Set forth below is the text of a comment that I recently posted to another blog entry at this site:
You must be missing the literally thousands of valuation posts and Bogleheads and elsewhere.
I’m not missing them, Anonymous. I acknowledge that there are thousands of valuations posts. I say that it is not only the volume of valuation posts that matters. The RANGE of valuation recommendations matters too.
Say that millions of investors are counting on their portfolio values to be real at a time when stocks are priced at two times fair value. Posters who argue for lower stock allocation cause emotional distress for those millions of investors. An argument that one’s stock allocation should be low suggests that stocks do not offer a strong value proposition. Investors who are counting on the money in their stock portfolio to be real don’t want to hear that. There are all kinds of ways that those investors can impose social pressures to keep recommended stock portfolio percentages high.
Should those of us who believe that low stock allocations are appropriate at times of high valuations give in to those pressures? I say “no.” I say we hurt everyone when we do that. Those who really favor high stock allocations should of course say just what they believe. BUT SO SHOULD THOSE WHO FAVOR LOW STOCK ALLOCATIONS.
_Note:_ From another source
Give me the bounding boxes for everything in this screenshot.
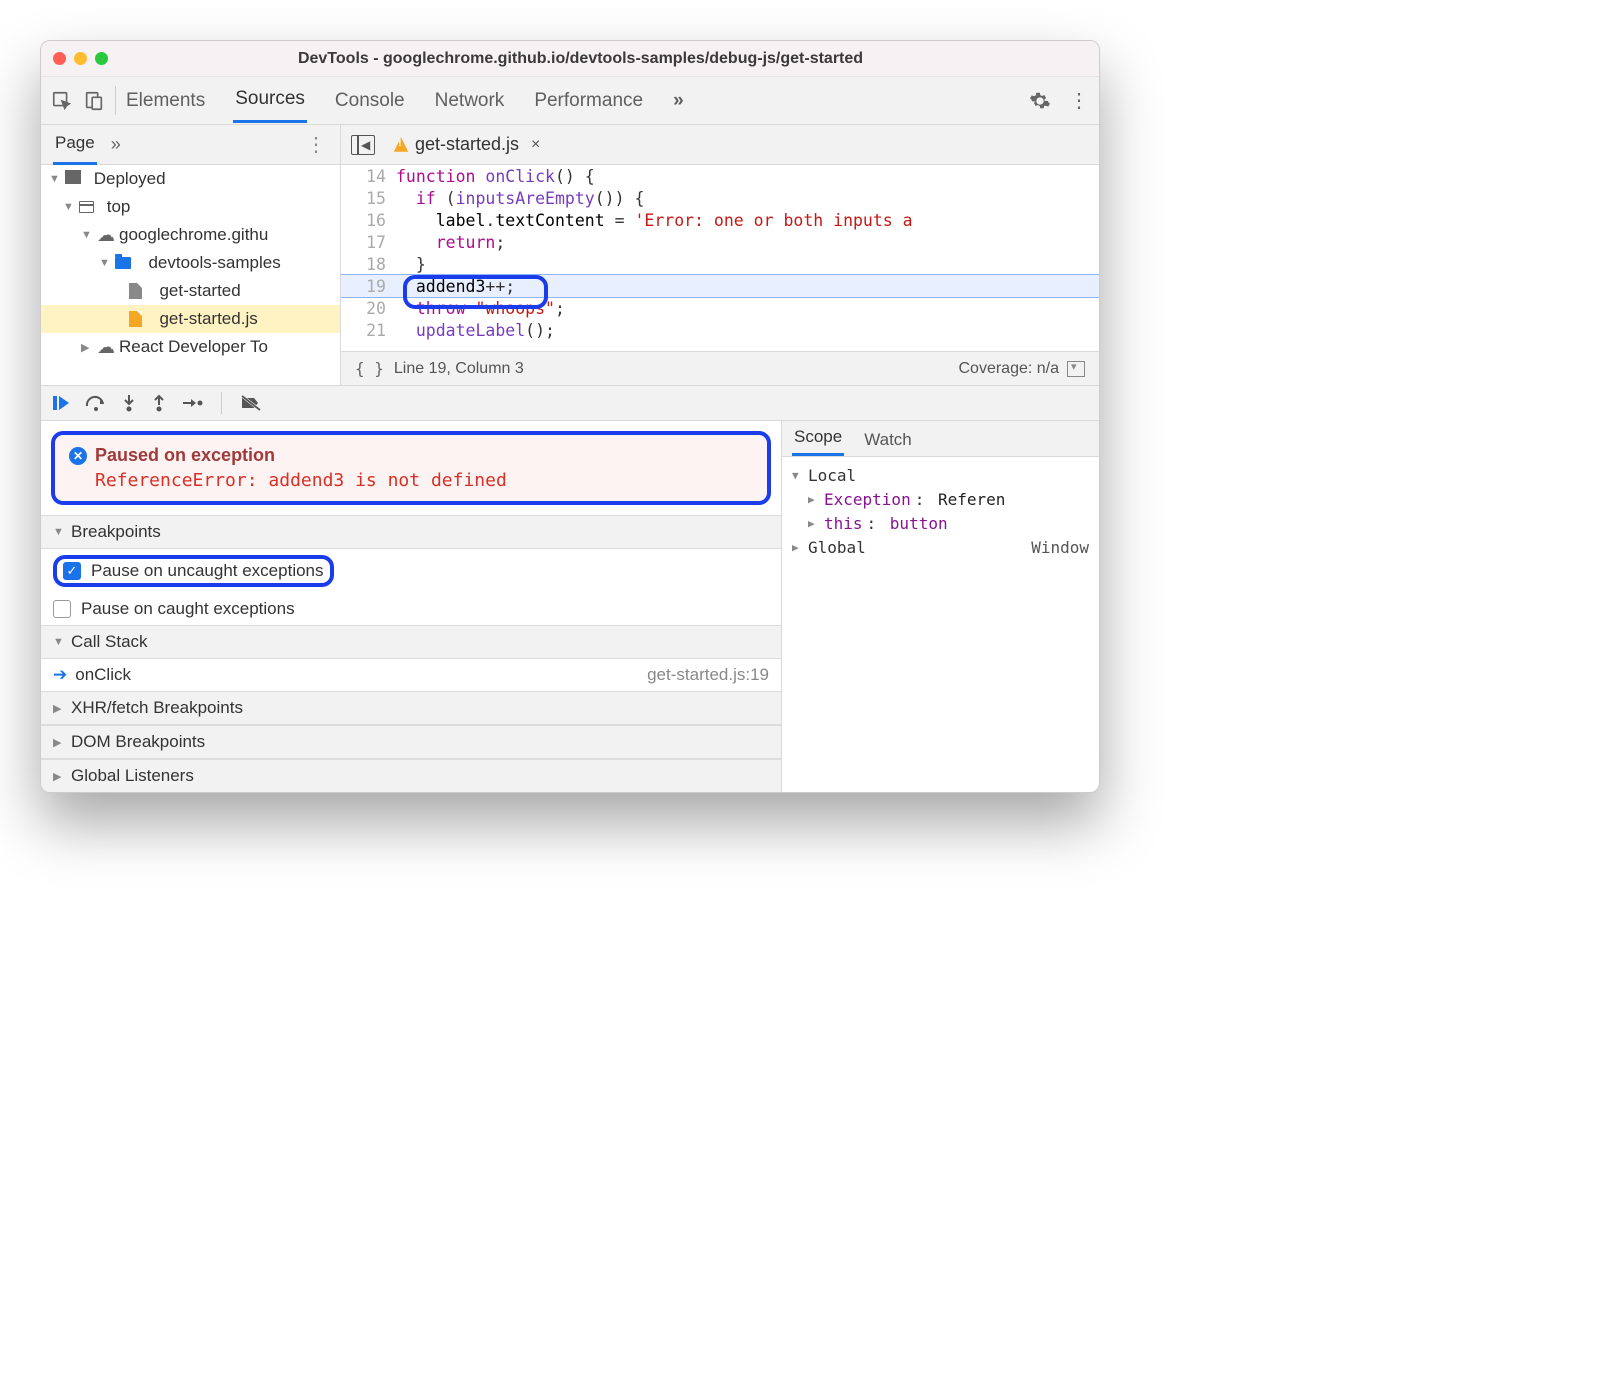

Say that social pressure in favor of high-stock-allocation recommendations causes us all to increase our recommended stock-allocation-percentage by 30 percentage points. Those who think 20 percent stocks is right say that they believe that 50 percent stocks is right so that they will win popularity points. Those who think 40 percent stocks is right sat that they believe 70 percent stocks is right to win popularity points. Is that a good thing? I think it is a HORRIBLE thing. You can’t trust what anyone says when everyone is upping their numbers so that they can sell more books or whatever.
Greaney recommends 90 percent stocks. All signs are that he is sincere in that recommendation. So good for him. But Greaney never faces any social pressure to lower his recommendation. I favor an allocation of 30 percent at today’s prices. I face ENORMOUS pressures to lower my recommendation. I am told that I will be banned if I don’t post dishonestly. I refuse to let the social pressures influence what I say. But how many of those who have grave doubts about the high stock allocation recommendations dare to stand up to those pressures? Most do not. So you don’t even know what the real range of opinion is. When you only hear recommendations from 50 percent and up, you can easily be fooled into thinking that that is the consensus view even though you would hear very different numbers if people felt free to post honestly.
Say that you are a liberal. Would you trust a conservative site to tell you the true story re a political development? Or the other way around? I wouldn’t. People are BIASED. We all are. With investing, the bias is not ideology-based but time-based. There is a huge bias in favor of stocks when stocks are priced as they are today. And then the bias swings in the opposite direction after prices crash. You are getting the wrong story at both times. People should be more negative about stocks when they are insanely overpriced and people should be more positive about stocks when they are insanely underpriced.
The reason why I fell in love with Buy-and-Hold a long time back is that Buy-and-Holders argue that we should use peer-reviewed research as a guide and doing that would permit us to escape from the emotional biases that does such harm to investors. I gave up on Buy-and-Hold when I saw that the claim that we should root our strategies in the research is a con.
Buy-and-Holders SAY that they like to take the research into consideration. But mention the 34 years of research showing that valuations affect long-term returns and they demand that you be banned. Once you do that, you lose any virtue there is in basing your decisions on the research. If you lie to yourself and others about what the research says, it no longer plays the role of keeping things objective.
We might as well not do any research if we are going to ban research that shows the dangers of our biases. Once you become selective about what research may be discussed, you turn the idea of rooting one’s strategies in research into a negative. Your information is all the product of subjectivity but you are fooling yourself into believing that it is objective. That’s the worst of all worlds.
It is not enough to discuss valuations. We must permit HONEST discussions of valuations.